Cold temperatures in California endanger crops

California's $2 billion citrus industry is threatened by a cold snap that has put a big chill on a normally mild climate.
CBS News

By Carter Evans

(CBS News) EDISON, Calif. - In the orchards and fields of southern California, the race is on to save crops from a potentially disastrous freeze. Temperatures are well below normal in much of the state -- 20 degrees below normal in the Los Angeles basin and parts of San Diego County where they are expecting frost on the beaches. The forecast for Big Sur is for temperatures 20 degrees colder than Boston. Even Palm Springs could see temperatures below freezing.

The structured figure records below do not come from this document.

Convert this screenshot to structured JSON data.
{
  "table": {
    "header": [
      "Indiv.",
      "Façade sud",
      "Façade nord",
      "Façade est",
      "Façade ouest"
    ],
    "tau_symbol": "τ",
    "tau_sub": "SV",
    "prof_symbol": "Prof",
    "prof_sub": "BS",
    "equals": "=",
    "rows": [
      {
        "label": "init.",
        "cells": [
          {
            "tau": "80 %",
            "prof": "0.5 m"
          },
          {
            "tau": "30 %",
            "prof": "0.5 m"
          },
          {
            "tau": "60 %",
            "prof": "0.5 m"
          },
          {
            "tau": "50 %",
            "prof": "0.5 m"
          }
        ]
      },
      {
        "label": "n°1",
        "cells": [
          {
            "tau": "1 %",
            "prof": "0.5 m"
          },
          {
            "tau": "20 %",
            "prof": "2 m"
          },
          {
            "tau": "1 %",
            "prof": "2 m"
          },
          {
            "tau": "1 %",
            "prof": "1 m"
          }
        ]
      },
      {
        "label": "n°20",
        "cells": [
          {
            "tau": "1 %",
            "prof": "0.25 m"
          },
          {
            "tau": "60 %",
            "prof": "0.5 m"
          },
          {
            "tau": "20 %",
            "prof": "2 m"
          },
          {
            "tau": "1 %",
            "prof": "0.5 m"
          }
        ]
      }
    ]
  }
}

This could mean ruined crops and higher prices for fruits and vegetables across the country.

At a southern California orchard, they couldn't pick oranges fast enough.

"Everybody in the citrus business right now is worried," said grower Ben Taft. "Everybody." He knew that any fruit left on the tree this weekend could be ruined by sub-freezing weather.

However, Taft could harvest only 30 percent of his oranges before the temperature plunged. He acknowledged he stands to lose 70 percent of his crop if there's a hard freeze over the next couple of days.

Ben Taft's grove is just a small part of California's $2 billion citrus industry -- all of it is threatened by a cold snap that has put a big chill on a normally mild climate. At Taft's farm near Bakersfield, it was 26 degrees Saturday morning. On Sunday, it could fall to 19.

"It's the cost of doing business," said Taft. "You enjoy the great times and you suffer through the bad times."

The last "bad time" was six years ago -- a hard freeze that lasted five days. "We lost everything," Taft recalled.

Taft said he won't go down without a fight. He's prepared to fly a helicopter over his crops to keep the air moving around the trees. "A couple of degrees can make a difference."

There is also an economic reality. Taft employs 30 workers and if the freeze destroys his crop, "there's nothing to pack and ship," he said. "The packing house does not operate...that's a cold hard reality."

And a bitter reminder that farming is as much about luck as skill.